Eagerly, the sec men formed a line for their liquor ration, and Leonard retired to his bulletproof room. He was a fool, an idiot! One of the very first lessons he learned was to always stay on the good side of the men. Whoever had the blasters was in charge. That was a fact of life he could not afford to forget again.
And when the winds eased in force, the men could then prove their loyalty by bringing in that cursed redhead alive. How well he remembered the fierce beauty of her face and those ample, womanly curves. Starting a dynasty with the redhead had been a splendid idea of his father’s. Yeah, a very good idea. And after they were safely back in the ville across the river, his troops would burn these ruins to the ground, removing the problems of the wolves, the winged muties and the hidden weapons cache permanently. But first, he had to find the bitch.
To hell with waiting for the storm to stop. Just as soon as the winds eased in force, Leonard would unleash all of his troops and let the final hunt begin.

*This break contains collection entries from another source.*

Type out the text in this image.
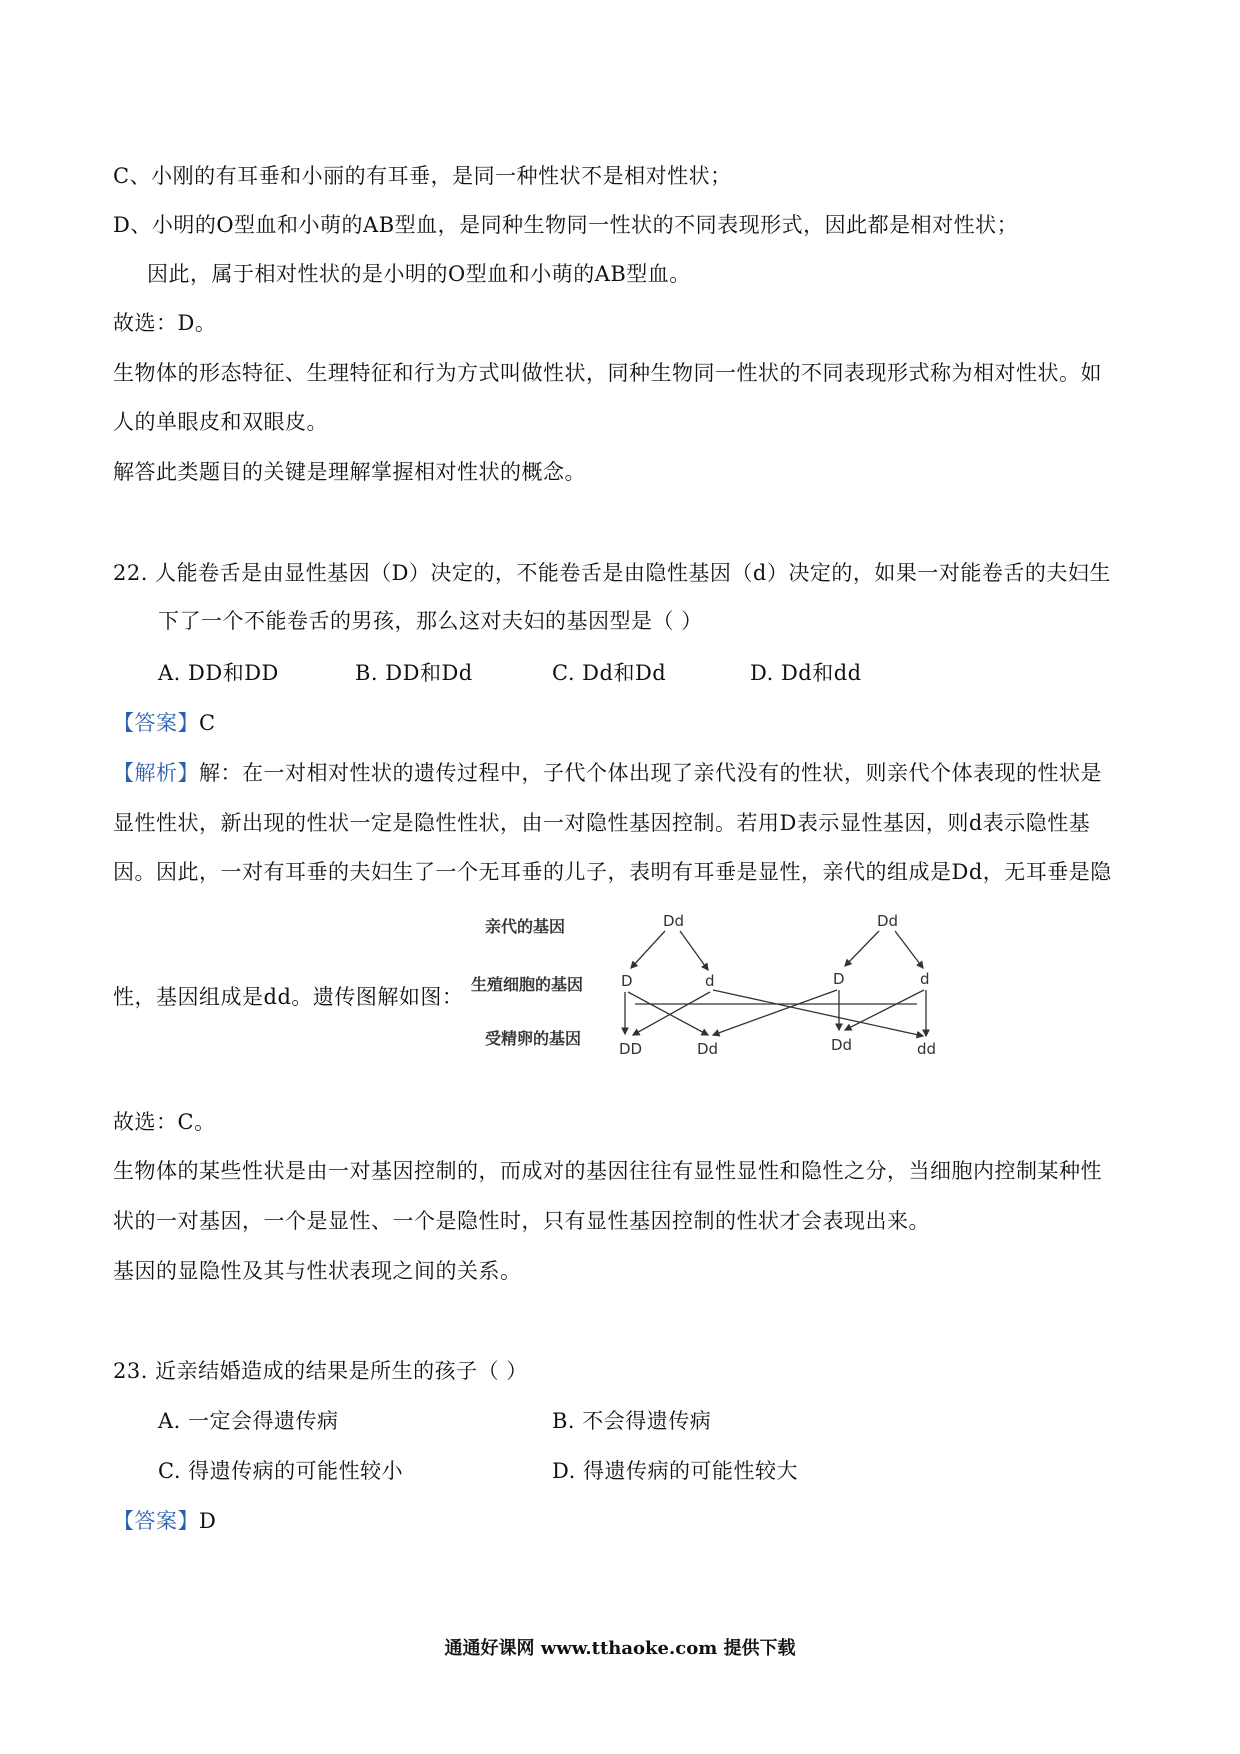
C、小刚的有耳垂和小丽的有耳垂，是同一种性状不是相对性状；
D、小明的O型血和小萌的AB型血，是同种生物同一性状的不同表现形式，因此都是相对性状；
因此，属于相对性状的是小明的O型血和小萌的AB型血。
故选：D。
生物体的形态特征、生理特征和行为方式叫做性状，同种生物同一性状的不同表现形式称为相对性状。如
人的单眼皮和双眼皮。
解答此类题目的关键是理解掌握相对性状的概念。
22. 人能卷舌是由显性基因（D）决定的，不能卷舌是由隐性基因（d）决定的，如果一对能卷舌的夫妇生
下了一个不能卷舌的男孩，那么这对夫妇的基因型是（ ）
A. DD和DD	B. DD和Dd	C. Dd和Dd	D. Dd和dd
【答案】C
【解析】解：在一对相对性状的遗传过程中，子代个体出现了亲代没有的性状，则亲代个体表现的性状是
显性性状，新出现的性状一定是隐性性状，由一对隐性基因控制。若用D表示显性基因，则d表示隐性基
因。因此，一对有耳垂的夫妇生了一个无耳垂的儿子，表明有耳垂是显性，亲代的组成是Dd，无耳垂是隐
性，基因组成是dd。遗传图解如图：
亲代的基因
生殖细胞的基因
受精卵的基因
Dd	Dd
D	d	D	d
DD	Dd	Dd	dd
故选：C。
生物体的某些性状是由一对基因控制的，而成对的基因往往有显性显性和隐性之分，当细胞内控制某种性
状的一对基因，一个是显性、一个是隐性时，只有显性基因控制的性状才会表现出来。
基因的显隐性及其与性状表现之间的关系。
23. 近亲结婚造成的结果是所生的孩子（ ）
A. 一定会得遗传病	B. 不会得遗传病
C. 得遗传病的可能性较小	D. 得遗传病的可能性较大
【答案】D
通通好课网 www.tthaoke.com 提供下载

REEKING YELLOW WATER swirling around his patched boots, Harold slogged through the sewer of the ville, a tiny candle in his cupped hands lighting the way. A voice inside his head said a major storm had to be raging for the river water to be this high, and the hunchback was forced to cover his face in an effort not to choke on the chemical stink. Even if the acid rains didn’t reach the ville, the runoff from the mountains raised the level of the river until it flowed back into the normally dry sewers. Splashing in the wastewater, a rat scurried by, already dying from the diluted acid. There was no sewage down here. Alphaville saved its solid waste for the greenhouses.